The case proceeded to trial, and the jury returned a verdict finding the defendant guilty as charged. It appeared from the evidence that on November 25, 1949, the defendant was arrested in Bulloch County and had 20 gallons of what is commonly known as "moonshine" whisky in his possession, that this whisky was found at a whisky still, where there were some 18 barrels of mash, that the defendant stated that he owned the still and was operating it, that the whisky was "unstamped whisky," "moonshine" whisky, and was found in the possession of the defendant, and that the defendant, in reply to a question as to how long the still had been set up, stated that he had just set it there, and none of the whisky bore tax stamps as required by Code (Ann. Supp.) 58-1056. The defendant moved for a new trial on the general grounds, and by amendment added six special grounds, in which he assigned error on the introduction of evidence relating to and in support of count one of the indictment. The trial judge overruled the motion for a new trial, and the defendant excepted.

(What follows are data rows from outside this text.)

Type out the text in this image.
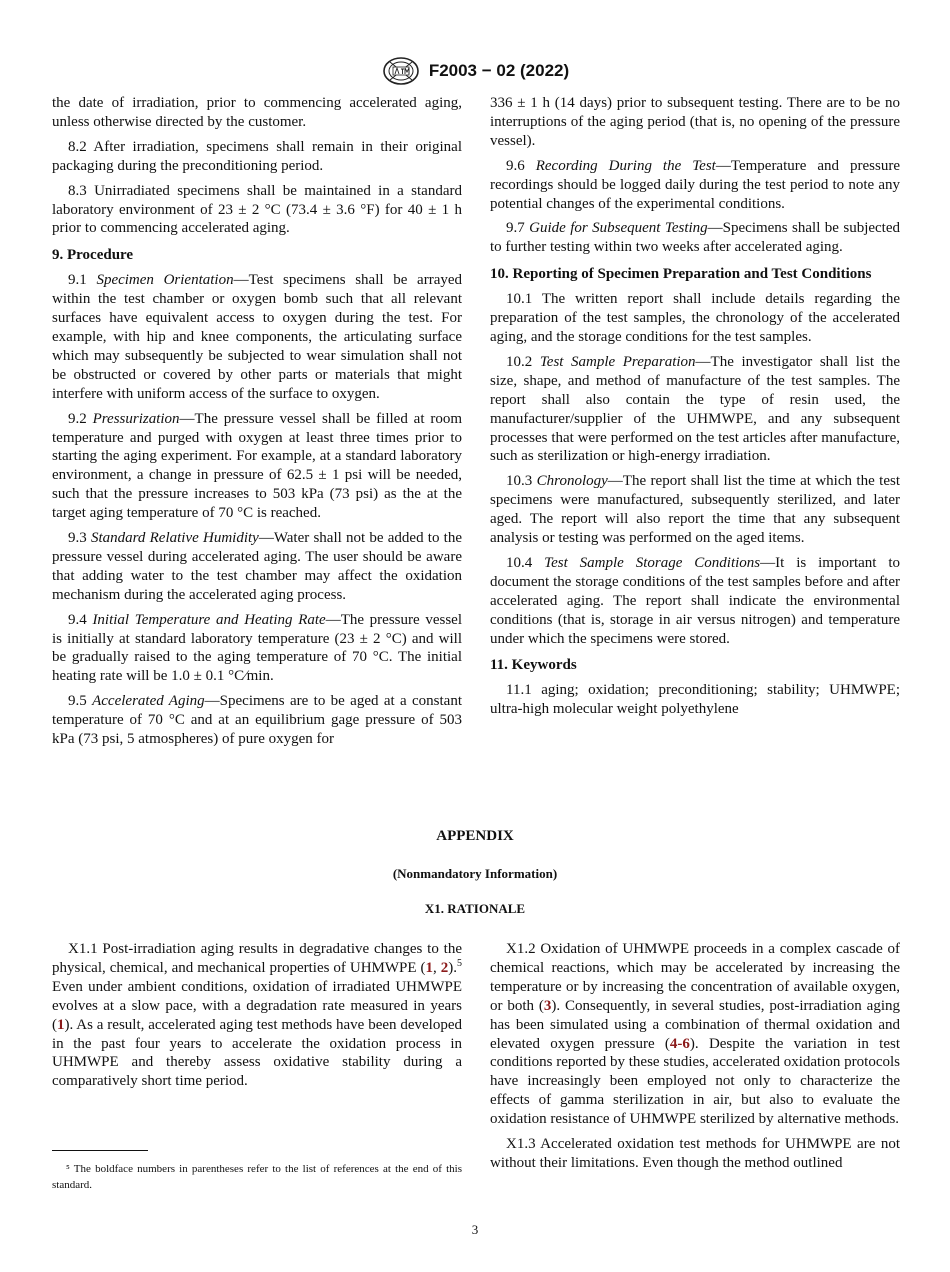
F2003 − 02 (2022)

the date of irradiation, prior to commencing accelerated aging, unless otherwise directed by the customer.

8.2 After irradiation, specimens shall remain in their original packaging during the preconditioning period.

8.3 Unirradiated specimens shall be maintained in a standard laboratory environment of 23 ± 2 °C (73.4 ± 3.6 °F) for 40 ± 1 h prior to commencing accelerated aging.

9. Procedure

9.1 Specimen Orientation—Test specimens shall be arrayed within the test chamber or oxygen bomb such that all relevant surfaces have equivalent access to oxygen during the test. For example, with hip and knee components, the articulating surface which may subsequently be subjected to wear simulation shall not be obstructed or covered by other parts or materials that might interfere with uniform access of the surface to oxygen.

9.2 Pressurization—The pressure vessel shall be filled at room temperature and purged with oxygen at least three times prior to starting the aging experiment. For example, at a standard laboratory environment, a change in pressure of 62.5 ± 1 psi will be needed, such that the pressure increases to 503 kPa (73 psi) as the at the target aging temperature of 70 °C is reached.

9.3 Standard Relative Humidity—Water shall not be added to the pressure vessel during accelerated aging. The user should be aware that adding water to the test chamber may affect the oxidation mechanism during the accelerated aging process.

9.4 Initial Temperature and Heating Rate—The pressure vessel is initially at standard laboratory temperature (23 ± 2 °C) and will be gradually raised to the aging temperature of 70 °C. The initial heating rate will be 1.0 ± 0.1 °C⁄min.

9.5 Accelerated Aging—Specimens are to be aged at a constant temperature of 70 °C and at an equilibrium gage pressure of 503 kPa (73 psi, 5 atmospheres) of pure oxygen for

336 ± 1 h (14 days) prior to subsequent testing. There are to be no interruptions of the aging period (that is, no opening of the pressure vessel).

9.6 Recording During the Test—Temperature and pressure recordings should be logged daily during the test period to note any potential changes of the experimental conditions.

9.7 Guide for Subsequent Testing—Specimens shall be subjected to further testing within two weeks after accelerated aging.

10. Reporting of Specimen Preparation and Test Conditions

10.1 The written report shall include details regarding the preparation of the test samples, the chronology of the accelerated aging, and the storage conditions for the test samples.

10.2 Test Sample Preparation—The investigator shall list the size, shape, and method of manufacture of the test samples. The report shall also contain the type of resin used, the manufacturer/supplier of the UHMWPE, and any subsequent processes that were performed on the test articles after manufacture, such as sterilization or high-energy irradiation.

10.3 Chronology—The report shall list the time at which the test specimens were manufactured, subsequently sterilized, and later aged. The report will also report the time that any subsequent analysis or testing was performed on the aged items.

10.4 Test Sample Storage Conditions—It is important to document the storage conditions of the test samples before and after accelerated aging. The report shall indicate the environmental conditions (that is, storage in air versus nitrogen) and temperature under which the specimens were stored.

11. Keywords

11.1 aging; oxidation; preconditioning; stability; UHMWPE; ultra-high molecular weight polyethylene

APPENDIX
(Nonmandatory Information)
X1. RATIONALE

X1.1 Post-irradiation aging results in degradative changes to the physical, chemical, and mechanical properties of UHMWPE (1, 2).$^5$ Even under ambient conditions, oxidation of irradiated UHMWPE evolves at a slow pace, with a degradation rate measured in years (1). As a result, accelerated aging test methods have been developed in the past four years to accelerate the oxidation process in UHMWPE and thereby assess oxidative stability during a comparatively short time period.

X1.2 Oxidation of UHMWPE proceeds in a complex cascade of chemical reactions, which may be accelerated by increasing the temperature or by increasing the concentration of available oxygen, or both (3). Consequently, in several studies, post-irradiation aging has been simulated using a combination of thermal oxidation and elevated oxygen pressure (4-6). Despite the variation in test conditions reported by these studies, accelerated oxidation protocols have increasingly been employed not only to characterize the effects of gamma sterilization in air, but also to evaluate the oxidation resistance of UHMWPE sterilized by alternative methods.

X1.3 Accelerated oxidation test methods for UHMWPE are not without their limitations. Even though the method outlined

⁵ The boldface numbers in parentheses refer to the list of references at the end of this standard.
3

1. Under the rulings made by this court in the case of Shuman v. State, ante, p. 294, the court did not err in overruling the defendant's demurrer to the indictment and particularly to count one thereof in that the same did not have at the end of count one the contra pacem clause, "contrary to the laws of said State, and to the good order, peace and dignity thereof." See Lee v. State, 81 Ga. App. 829 (60 S. E. 2d, 194).
2. It follows from the ruling made in the first division of this opinion on the defendant's demurrer to the indictment, and particularly to count one thereof, that there is no merit in any of the special grounds of the motion for new trial, in which the defendant assigned error on the introduction of evidence in support of and relating to the offense charged in count one of the indictment. None of the evidence set forth in these grounds was irrelevant and immaterial on the ground and for the reason alleged.
3. The evidence authorized the verdict finding the defendant guilty. The jury were authorized to find that the defendant was arrested in Bulloch County, a "dry" county, on said date, with 20 gallons of alcoholic liquor in his possession, and that this liquor was unstamped whisky and was what is commonly called "moonshine" whisky, that is, whisky clandestinely distilled at an illicit whisky still, deriving' the name "moonshine" from the fact that many illicit distilleries in this State are operated during the nighttime by the light of the moon, and the operators are designated as "moonshiners" and the liquor thus stilled called "moonshine" whisky.
4. The trial judge did not err in overruling the defendant's motion for new trial, as amended.
Judgment affirmed. MacIntyre, P. J., and Townsend, J., concur.
Walton Usher, Solicitor-General, contra.
William J. Neville, W. G. Neville, for plaintiff in error.
DECIDED JULY 14, 1950. REHEARING DENIED JULY 28, 1950.